Michael P. Steinberg. Listening to Reason: Culture, Subjectivity, and Nineteenth-Century
Music. Princeton: Princeton University Press, 2004. xiv, 246pp.

Michael Steinberg's cultural analysis of (mostly) nineteenth-century central European art music addresses what he terms "music's capacity to think, to argue, and to develop the position of a thinking, feeling subject in juxtaposition with a multiple and challenging cultural and political world" (p.xi). Steinberg thereby marks his project's affinity to a distinguished body of other recent scholarship by the likes of Lawrence Kramer1 and Berthold Hoeckner,2 among others: but complements, not replicates. He starts with Mozart operas and ends with Mahler symphonies, visiting along the way the music of Beethoven, Mendelssohn, Schumann, and Wagner in detail, and a number of other composers' works more briefly, including that of Brahms, Verdi, Dvorák, Janácek, Schoenberg, and Berg.

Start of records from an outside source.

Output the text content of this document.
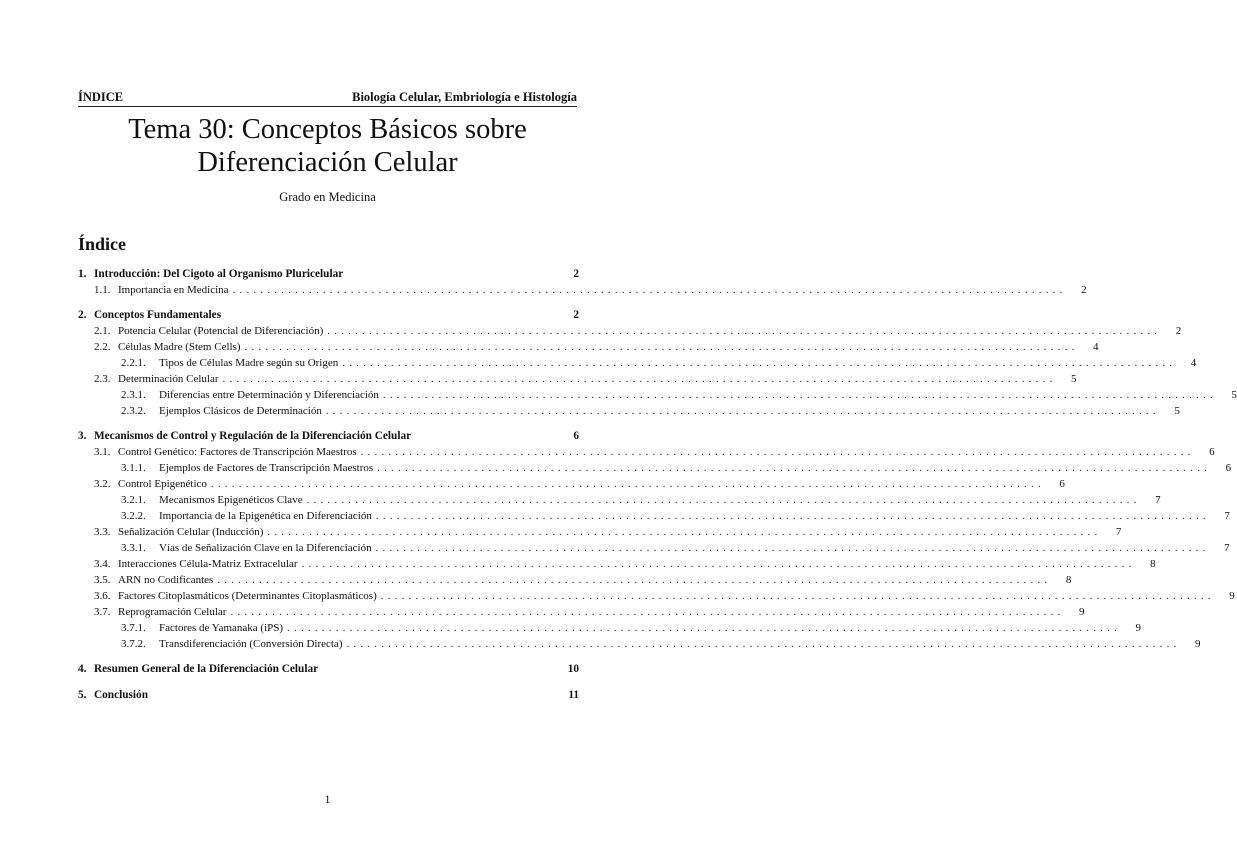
ÍNDICE	Biología Celular, Embriología e Histología
Tema 30: Conceptos Básicos sobre
Diferenciación Celular
Grado en Medicina
Índice
1. Introducción: Del Cigoto al Organismo Pluricelular	2
1.1. Importancia en Medicina ........................................................................................................................	2
2. Conceptos Fundamentales	2
2.1. Potencia Celular (Potencial de Diferenciación) ........................................................................................................................	2
2.2. Células Madre (Stem Cells) ........................................................................................................................	4
2.2.1.	Tipos de Células Madre según su Origen ........................................................................................................................	4
2.3. Determinación Celular ........................................................................................................................	5
2.3.1.	Diferencias entre Determinación y Diferenciación ........................................................................................................................	5
2.3.2.	Ejemplos Clásicos de Determinación ........................................................................................................................	5
3. Mecanismos de Control y Regulación de la Diferenciación Celular	6
3.1. Control Genético: Factores de Transcripción Maestros ........................................................................................................................	6
3.1.1.	Ejemplos de Factores de Transcripción Maestros ........................................................................................................................	6
3.2. Control Epigenético ........................................................................................................................	6
3.2.1.	Mecanismos Epigenéticos Clave ........................................................................................................................	7
3.2.2.	Importancia de la Epigenética en Diferenciación ........................................................................................................................	7
3.3. Señalización Celular (Inducción) ........................................................................................................................	7
3.3.1.	Vías de Señalización Clave en la Diferenciación ........................................................................................................................	7
3.4. Interacciones Célula-Matriz Extracelular ........................................................................................................................	8
3.5. ARN no Codificantes ........................................................................................................................	8
3.6. Factores Citoplasmáticos (Determinantes Citoplasmáticos) ........................................................................................................................	9
3.7. Reprogramación Celular ........................................................................................................................	9
3.7.1.	Factores de Yamanaka (iPS) ........................................................................................................................	9
3.7.2.	Transdiferenciación (Conversión Directa) ........................................................................................................................	9
4. Resumen General de la Diferenciación Celular	10
5. Conclusión	11
1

Steinberg's fundamental concern is music's agency in the production and maintenance of subjectivity. His temporal locus, beginning with late Classicism, includes the history of Romanticism (broadly conceived) and its aftermath, organized around post-Enlightenment notions of the subject qua individual, with individuality registered as the defining principle—historical, not ontological—of human worth. Steinberg considers the highly contingent history of subjectivity as manifested in musical production, criticism, and consumption. The musical culture of his concern is set against a broad range of contemporaneous aesthetic, social, religious, and political events and discourses, which together help to establish the parameters of what counted as "quality" humanity. Steinberg's book is also very much about cultural divisions in Europe: north versus south, east versus west, through which he traces one historical constant, the actuality of subjectivity as the commonly perceived fundamental determining principle of both modern being and being modern. In the end, his focus is on self-knowledge and difference, especially as made audible in music.